When the players find an intersection, signs may give an indication of known destinations, or looking down the roads can show the players, "well, it looks like the cars on this road have been dragged off to the side for merchant traffic," or, "that road winds down into a canyon," or, "this other road isn't much more than a dirt trail, and oh look, there's a corpse strung up from a telephone pole there." Both methods make their choice meaningful, because they have information with which to make the choice—it isn't just a crap shoot.

However, unlike a dungeon, which has access channeled and blocked off by walls, the wilds are wide open. Roads are passageways that simply are not constricted by the laws of negative space. They are built and used where they are for similar reasons, though, generally regarding the surrounding terrain. This was the best place for a road in this stretch of the great outdoors because it is naturally the easiest going. There is no reason the players cannot to go cross-country rather than follow a known path. Here is the second place meaningful choice comes in. As noted above, there are reasons roads are placed where they are, so going off the road automatically means the party will be moving more slowly. They are going to be exploring.

Exploring
Exploring the wasteland or wilderness doesn't have to be defined by maps ahead of time (though a map to track known locations is handy for you, GM, so you can keep track of things visually). When the players decide to strike out across the unmapped places, think of this: these stretches of wasteland are still enclosed by roads and other known boundaries like mountain ridges or coastline. Even if the roads haven't been in use since the War, they are still there and still connect the places that were known before then. It isn’t trackless—just unexplored. These boundaries make running through the wastes easier by parceling out the terrain. These chunks on the map are analogous to secret rooms, but in ATOMIC, we call them blanks. Blanks, by definition, have no predefined locations in them. They are truly terra incognito.

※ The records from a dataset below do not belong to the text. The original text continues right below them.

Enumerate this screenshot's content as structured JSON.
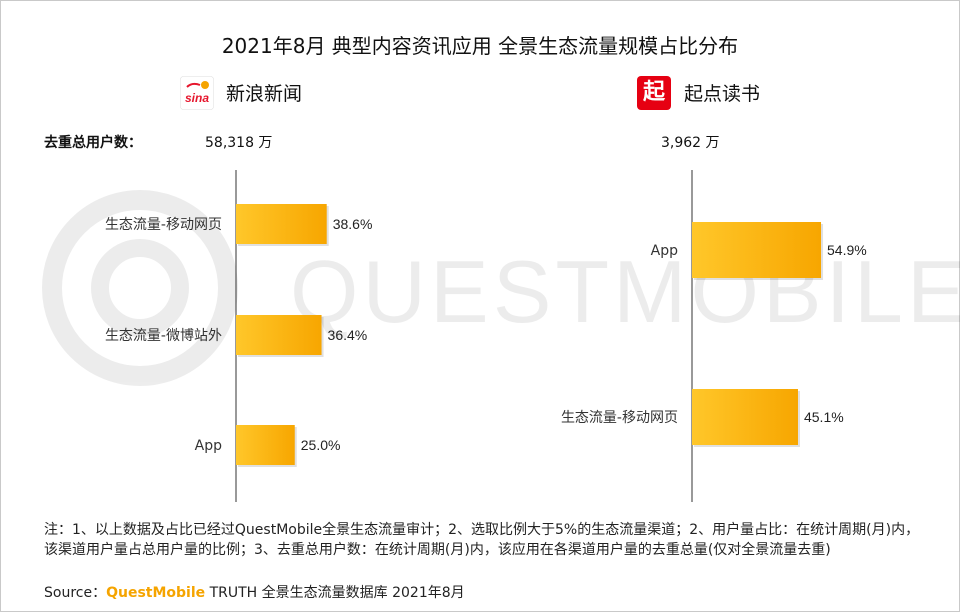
{
  "title": "2021年8月 典型内容资讯应用 全景生态流量规模占比分布",
  "watermark": "QUESTMOBILE",
  "total_label": "去重总用户数：",
  "colors": {
    "bar_start": "#ffc72a",
    "bar_end": "#f7a600",
    "sina_red": "#e6162d",
    "qidian_red": "#e60012"
  },
  "chart_data": [
    {
      "type": "bar",
      "orientation": "horizontal",
      "app_name": "新浪新闻",
      "logo_icon": "sina-logo-icon",
      "total_users": "58,318 万",
      "categories": [
        "生态流量-移动网页",
        "生态流量-微博站外",
        "App"
      ],
      "values": [
        38.6,
        36.4,
        25.0
      ],
      "value_labels": [
        "38.6%",
        "36.4%",
        "25.0%"
      ]
    },
    {
      "type": "bar",
      "orientation": "horizontal",
      "app_name": "起点读书",
      "logo_icon": "qidian-logo-icon",
      "logo_char": "起",
      "total_users": "3,962 万",
      "categories": [
        "App",
        "生态流量-移动网页"
      ],
      "values": [
        54.9,
        45.1
      ],
      "value_labels": [
        "54.9%",
        "45.1%"
      ]
    }
  ],
  "note": "注：1、以上数据及占比已经过QuestMobile全景生态流量审计；2、选取比例大于5%的生态流量渠道；2、用户量占比：在统计周期(月)内，该渠道用户量占总用户量的比例；3、去重总用户数：在统计周期(月)内，该应用在各渠道用户量的去重总量(仅对全景流量去重)",
  "source": {
    "label": "Source：",
    "brand": "QuestMobile",
    "rest": " TRUTH 全景生态流量数据库 2021年8月"
  }
}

A blank should never be empty, but it shouldn’t be overcrowded, either. Figure out a reasonable number of features (critters, locales, or events) for the space. Compare it to known locations on your map, if you're feeling lazy or pressured. When you follow the steps below, don't go above this number unless you have an awesome reason to have more. Less is generally more, but some is better than nothing.

Over, Under, Around, or Through
When the players leave the safety of (currently in-use) roads, use this simple concept: over, under, around, or through.

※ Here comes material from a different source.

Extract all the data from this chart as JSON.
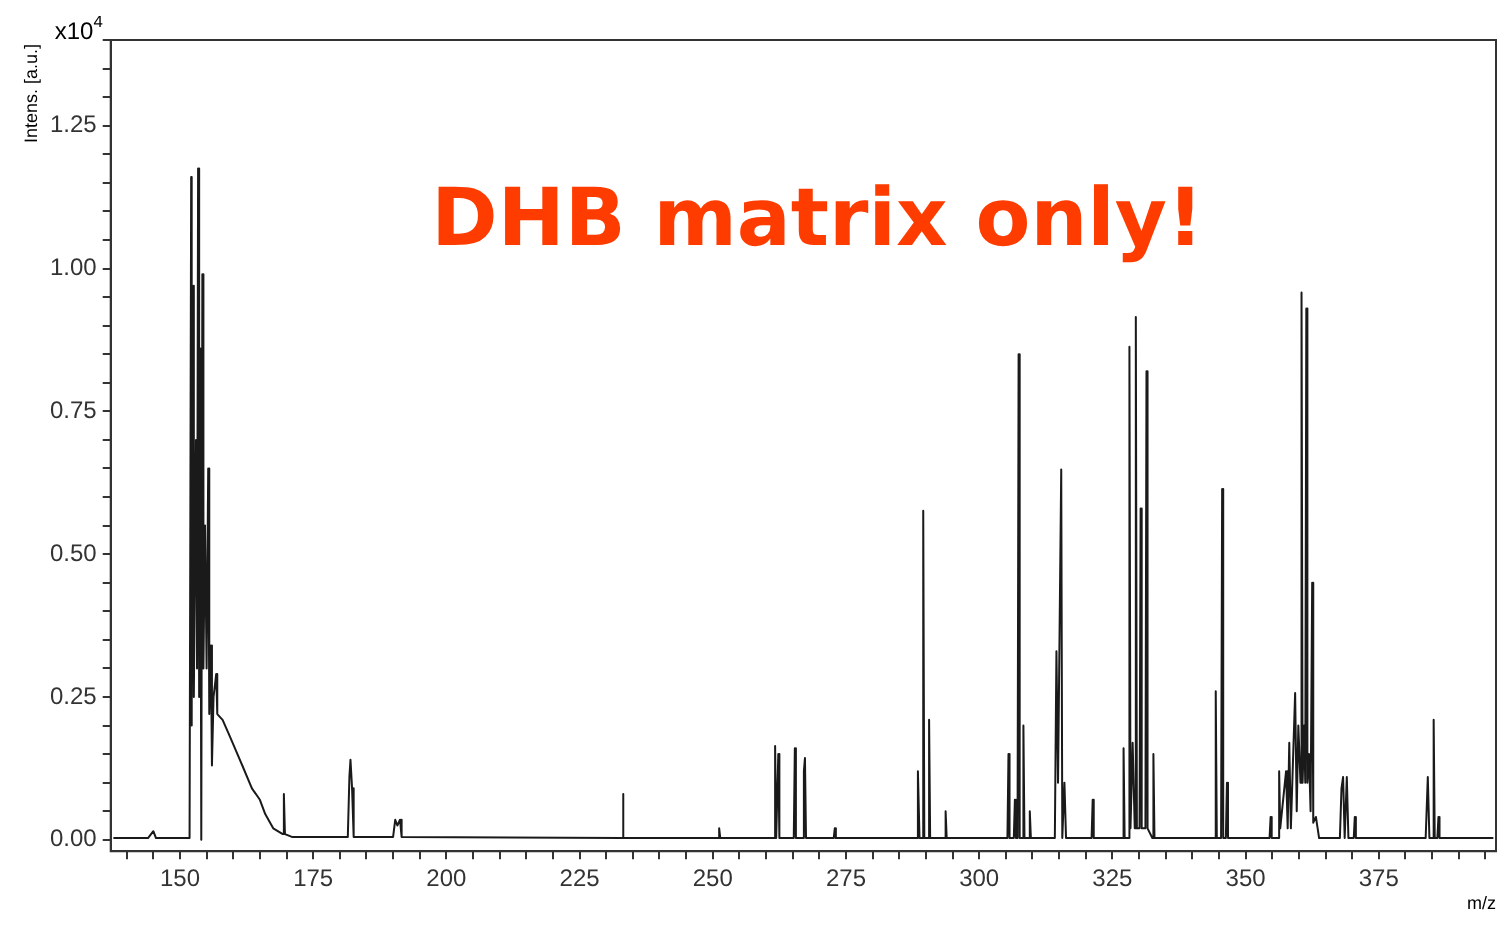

Come up with an obstacle whose most visible means of bypassing is one of these (note that this should never be the only way, just the most obvious…to you, anyway). An obstacle is something that requires at least some effort or time to overcome. It could be a toppled skyscraper, a toxic slough, a raider camp, a thorny line of scrub thicket, a crevasse, a minefield, whatever. Describe the obstacle (they have to be informed!). Unless the choices the players make warrant more or less time, if they have a jetpack, for instance, or if all of their legs are broken, or unless you have a solid idea of the obstacles' scale, assume it takes them 30 minutes to traverse (encounter check!), and on the other side, roll 3 features (or the number of features in the blank, whichever is less). Each rolled encounter should be at a manageable distance and have visible clues to its nature once the players are past the obstacle, giving them a meaningful choice again.

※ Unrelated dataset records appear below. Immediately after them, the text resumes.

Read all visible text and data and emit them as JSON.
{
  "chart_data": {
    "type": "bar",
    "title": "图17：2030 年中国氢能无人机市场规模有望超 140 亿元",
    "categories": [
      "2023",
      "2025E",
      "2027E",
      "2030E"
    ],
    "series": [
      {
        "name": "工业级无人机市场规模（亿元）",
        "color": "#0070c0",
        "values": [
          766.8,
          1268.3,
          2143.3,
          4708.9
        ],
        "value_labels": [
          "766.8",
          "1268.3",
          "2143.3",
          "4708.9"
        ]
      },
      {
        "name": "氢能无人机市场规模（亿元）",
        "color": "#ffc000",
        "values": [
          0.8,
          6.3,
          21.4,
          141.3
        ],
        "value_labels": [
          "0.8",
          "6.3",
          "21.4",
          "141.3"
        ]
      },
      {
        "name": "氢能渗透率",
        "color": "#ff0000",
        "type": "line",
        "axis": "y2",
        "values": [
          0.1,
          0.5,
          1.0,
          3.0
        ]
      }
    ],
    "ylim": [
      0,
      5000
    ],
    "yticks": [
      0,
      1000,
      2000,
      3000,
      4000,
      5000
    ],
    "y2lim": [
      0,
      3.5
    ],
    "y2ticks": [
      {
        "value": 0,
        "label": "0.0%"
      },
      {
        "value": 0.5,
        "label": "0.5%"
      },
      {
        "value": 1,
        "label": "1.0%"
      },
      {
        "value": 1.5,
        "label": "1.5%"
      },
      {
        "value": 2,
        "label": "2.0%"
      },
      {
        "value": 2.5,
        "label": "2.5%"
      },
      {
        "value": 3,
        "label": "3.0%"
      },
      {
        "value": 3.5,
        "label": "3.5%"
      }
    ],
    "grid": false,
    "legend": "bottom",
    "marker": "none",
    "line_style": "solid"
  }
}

If they proceed, they then choose one, investigate it, and when they leave to press onward (either to check a different feature or try to move deeper into uncharted territory), ask again:

Over, under, around, or through? Rinse and repeat. The players can do this up to the number of encounters you figured out for this blank. By imagining the 3 random encounters as 3 directions from start, you can track (on your map) where, generally, they are heading. This changes the nature of this movement from slow travel measured in mph to choice-driven exploration. Will they eventually get somewhere? Of course! A lot of places! But if you don’t know where you're going, you can't really get lost, can you?

If they want to get back to town or something, they can retrace their steps or make checks to find another way to known roads or locations.